My father was a international businessman, the director of sales and marketing for a large petrochemical company. We lived in Japan in the early 1960’s, and later in Belgium, the Philippines and Singapore. My mom was the trailing spouse, usually the one who packed and unpacked our belongings at each new post while dad was off to meetings around the globe.
While it was my dad’s job that took us overseas, it was Mom who took me by the hand to immerse me into the new place. She taught me to respect the differences in people, to know and understand their religions and their cultures. She never wanted to stay in the expat “bubble”, but set out to live where there were few westerners around. She forced me into uncomfortable situations to learn that it wasn’t All About Me. She made me look outside myself and to walk in others’ shoes. (She also taught me the value of a good pair of those shoes - as long as they were on sale- .. Ferragamo is her middle name). Her excitement about being in a new place was palpable. (Even though we begged & pleaded for a nap to shake off the jet lag). I can still remember her saying, “We’re in LONDON! You can’t SLEEP when you’re in London!”
Even though we moaned and groaned and complained when she did it, Mom insisted that we all have good grammar. I am a stickler for proper grammar, and I can thank Susanna for that. It is both a curse and a gift, believe me.
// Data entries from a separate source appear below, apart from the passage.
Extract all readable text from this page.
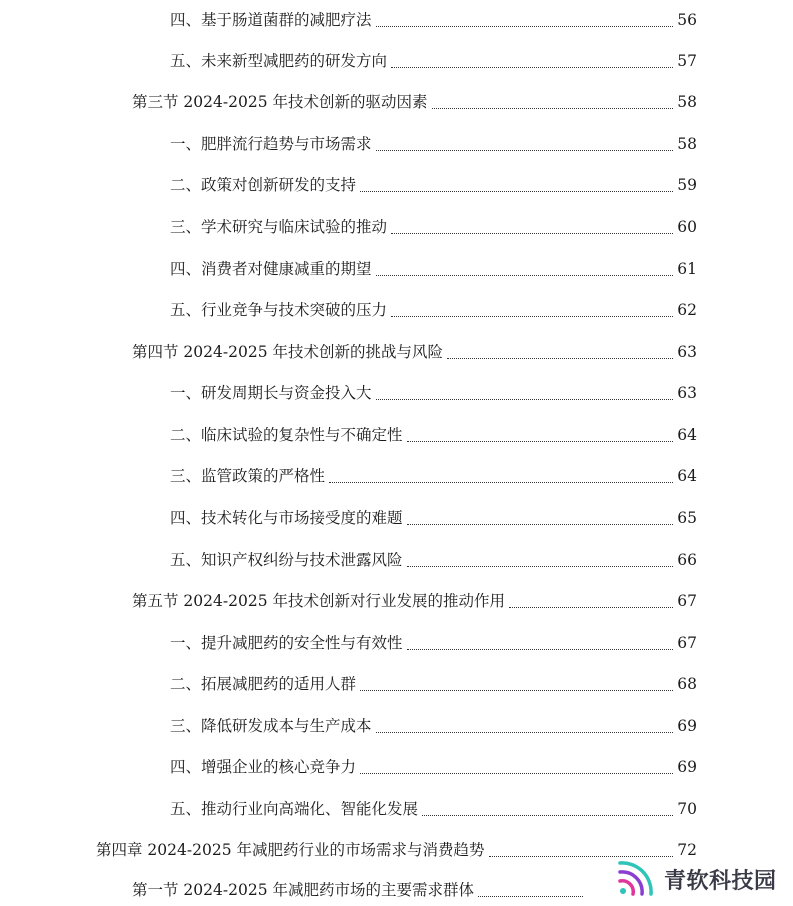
四、基于肠道菌群的减肥疗法	56
五、未来新型减肥药的研发方向	57
第三节 2024-2025 年技术创新的驱动因素	58
一、肥胖流行趋势与市场需求	58
二、政策对创新研发的支持	59
三、学术研究与临床试验的推动	60
四、消费者对健康减重的期望	61
五、行业竞争与技术突破的压力	62
第四节 2024-2025 年技术创新的挑战与风险	63
一、研发周期长与资金投入大	63
二、临床试验的复杂性与不确定性	64
三、监管政策的严格性	64
四、技术转化与市场接受度的难题	65
五、知识产权纠纷与技术泄露风险	66
第五节 2024-2025 年技术创新对行业发展的推动作用	67
一、提升减肥药的安全性与有效性	67
二、拓展减肥药的适用人群	68
三、降低研发成本与生产成本	69
四、增强企业的核心竞争力	69
五、推动行业向高端化、智能化发展	70
第四章 2024-2025 年减肥药行业的市场需求与消费趋势	72
第一节 2024-2025 年减肥药市场的主要需求群体	青软科技园
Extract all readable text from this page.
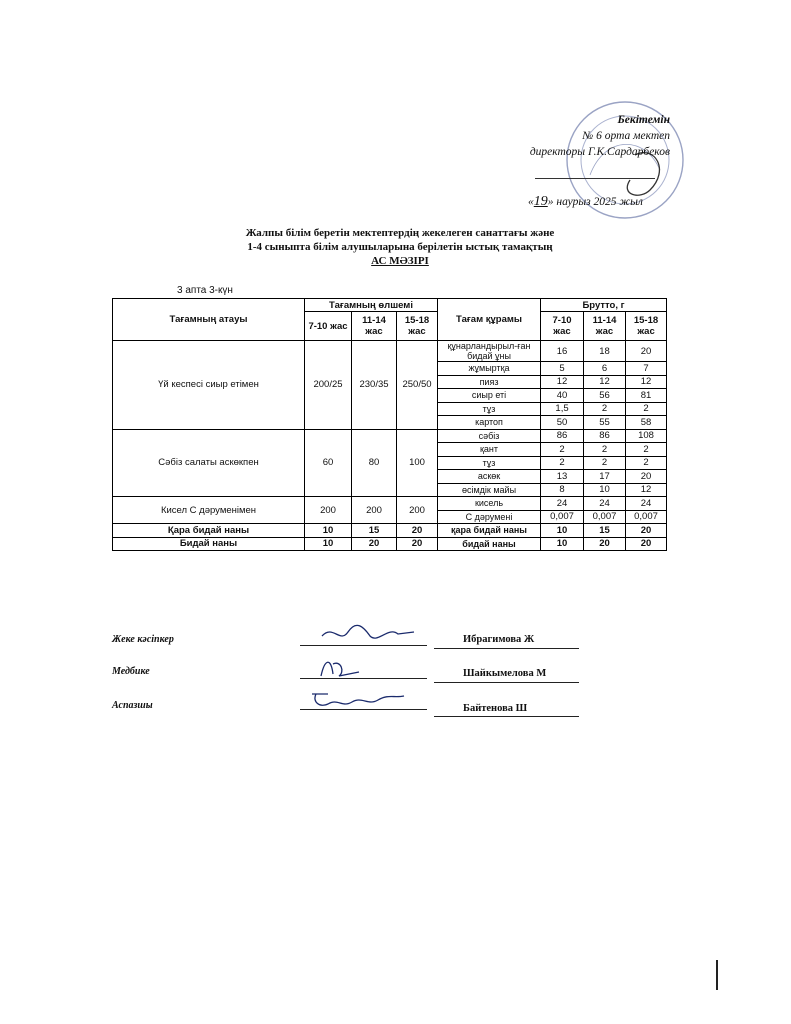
Бекітемін
№ 6 орта мектеп
директоры Г.К.Сардарбеков
«19» наурыз 2025 жыл
Жалпы білім беретін мектептердің жекелеген санаттағы және
1-4 сыныпта білім алушыларына берілетін ыстық тамақтың
АС МӘЗІРІ
3 апта 3-күн
Тағамның атауы	Тағамның өлшемі			Тағам құрамы	Брутто, г		
	7-10 жас	11-14 жас	15-18 жас		7-10 жас	11-14 жас	15-18 жас
Үй кеспесі сиыр етімен	200/25	230/35	250/50	құнарландырыл-ған бидай ұны	16	18	20
				жұмыртқа	5	6	7
				пияз	12	12	12
				сиыр еті	40	56	81
				тұз	1,5	2	2
				картоп	50	55	58
Сәбіз салаты аскөкпен	60	80	100	сәбіз	86	86	108
				қант	2	2	2
				тұз	2	2	2
				аскөк	13	17	20
				өсімдік майы	8	10	12
Кисел С дәруменімен	200	200	200	кисель	24	24	24
				С дәрумені	0,007	0,007	0,007
Қара бидай наны	10	15	20	қара бидай наны	10	15	20
Бидай наны	10	20	20	бидай наны	10	20	20
Жеке кәсіпкер	Ибрагимова Ж
Медбике	Шайкымелова М
Аспазшы	Байтенова Ш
She also gave me the gift of words … always making me look up big words in the Oxford Dictionary (you know the one that weighs about 50 pounds?) Susanna has always done the New York Times crossword puzzle in ink, and I aspire to be like her. I can’t do Friday or Saturday though, and I solve it on the iPad. My how times have changed.
I was recently sitting out on my back patio watching Buddy (my cat) watching a little bird. The music of “Peter and the Wolf” was playing in my mind. I had a flash of appreciation for my mom who introduced me to so many wonderful things, like classical music, ballet and opera. Yes, I sat bored to death (and often fell asleep) during “Swan Lake” but today I look back and am so thankful.
Mom taught me the value of a good book. I remember very early on, going to the book fair in Westport, Connecticut, at my “little red schoolhouse” Saugatuck Elementary School. At the book fair was a famous children’s author, Hardie Gramatky, of “Little Toot” fame. I still have my copy of “Little Toot on the Grand Canal” signed and illustrated for me by Mr. Gramatky. Later on I came to love the “Little House” books by Laura Ingalls Wilder, and one at a time, Mom gave me each book in the series for birthdays and Christmases. When I was 11 years old, living in Brussels, I was in a fairly serious car accident and was hospitalized for a week. Mom brought me a copy of “Little Lord Fauntleroy” which I devoured to pass the time. I can’t thank her enough for my love of literature … even though there are still too many books out there to read, and not enough time.
Food… my mom introduced me to all kinds of unusual food choices. We are the only two in my family who adore foods of all types: Indian, Middle Eastern, Morroccan, you name it. I remember eating dried squid as a child in Japan, escargot as an 11-year old in Belgium, and caviar with chopped egg and onion in Singapore. I will pretty much eat anything put in front of me. You can only imagine my frustration when my kids would only eat macaroni and cheese and chicken nuggets. Thanks mom for my international palate.